12 Temmuz 2013 Cuma

Augsburg

Bugün Ferit ile Ayşe bizi Romalılar tarafından kurulan, bölgenin belki de en eski şehrine götürdüler.  Şimdilerde Bavyera Devletine bağlı Schwabların (Bavarlar gibi birbirinden haz etmeyen bir Alman halkı) başkenti durumundaki şehirde, geçmişten bir hayli şey saklanmış. Bunun başında 16. yüzyıla ait sosyal evler, 17., 18. ve 19. yüzyıla ait yapılar geliyor. Savaş esnasında haylisi bombalanmış, şehrin nerdeyse % 50'si yıkılmış. Binlerce insan ölmüş. 

Başta Birinci Dünya Savaşının müttefikleri Almanları çok aşağılayan ekonomik ve siyasi şartlar dayatınca, Hitler gibi bir lider ortaya çıkmış. O milyonlarca insanı  peşine takmış, sırf komşularına değil, kendi vatandaşlarına da çok kanlı bir sonuç hazırlamış. Bu savaşlardan akıllan Batılılar sonuçta Avrupa Birliğini kurarak kötü geçmişi tekrar yaşamamaya karar verdiler. Ancak geçmişin korkunç yüzünü Augsburg'ta ufacık bir sığınakta görebildik. Bunun dışında Almanya'da bu korkunç geçmiş tamamen unutturulmuş bulunuyor. Şu anda Almanya'daki yabancıların sayısı beş milyonu aşmış durumda. Bu durumun bazı aşırı gurupları rahatsız ettiği biliniyor. İlerde tekrar Hitler dönemine benzer gelişmeler olabilir mi?

Augsburg'ta da bir çok dükkanda Türkçe tabelalar gördük. Başka yabancılar da var. Bu yabancıların pek de Almanya'ya, Almanlara uyum sağladığı söylenemez.  Bu durumda çoğunluk azınlığa ne kadar tahammül edecek? Türkiye'yi örnek alırsak, çoğunluğun, yani iktidarın azınlığın haklarına pek de tahammül etmediği ve etmeyeceği ortada.  Bu, ekonomik zorlukların arttığı ülkelerde daha sıkça görülmeye başladı.

Münih'ten bir saatlik mesafedeki Augsburg düzenli, güzel bir şehircik. Eski yapıların dışında pek fazla görülecek bir şeyi yok gibi.

Dönüşte Türkiye Başkonsolosluğunun önünden geçtik. Başkonsolosluğun hemen yanında kurulan çadırlar ve pankartlar  "Diren Gezi, diren Taksim!" hareketinin burada da yaşadığının göstergesi idi. Bunların önünde ne polis vardı, ne de çadırlar sökülmüştü. İşte o zaman gerçek demokrasinin yaşandığı bir ülkede olduğumuzu fark ettik.

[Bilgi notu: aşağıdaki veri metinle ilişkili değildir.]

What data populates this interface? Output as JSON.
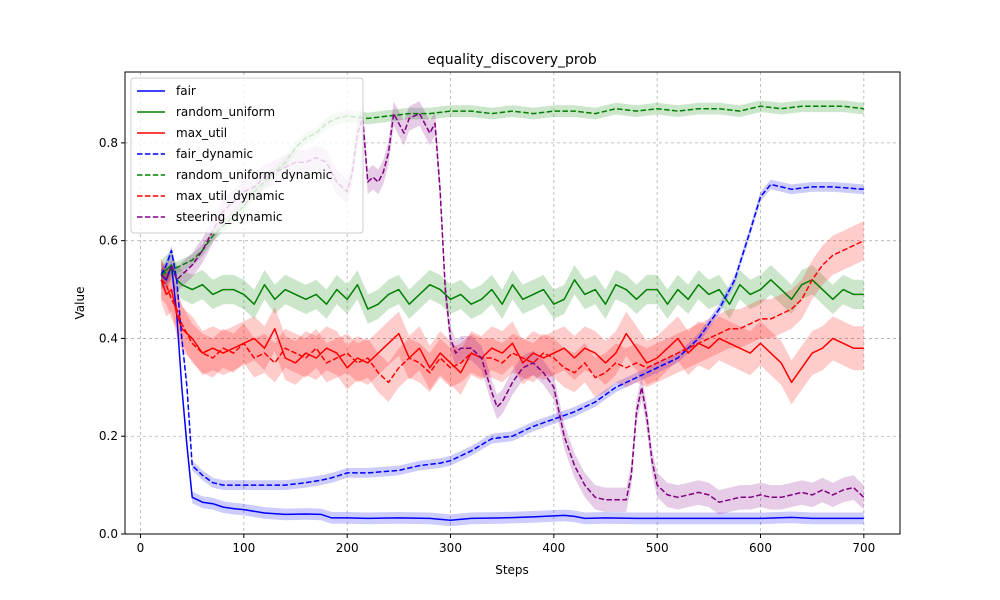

Augsburg gezisi beni fazlasıyla yormuş ki  akşam yemeğinden önce iki saat uyumuşum. Yemek için Münih'in en canlı sokaklarından biri olan Schwabing semtindeki Leopold sokağındaki bir restorana gittik. Cuma günü olduğu için mi, yoksa yağışsız bir akşam olduğu için mi (Almanya'da neredeyse 200 gün yağış veya kapalı hava olur) her yer tıklım tıklım idi. Buna ek olarak da bisiklet terörü tam hızıyla devam ediyordu. Bir tanesinin bana çarpmasından ramak kala kurtuldum. 25 yıl sonra eskisi gibi atik olamayacağımı unutmuşum. Bakalım yaşlı kemiklerimi yarın hangi maceralar bekliyor?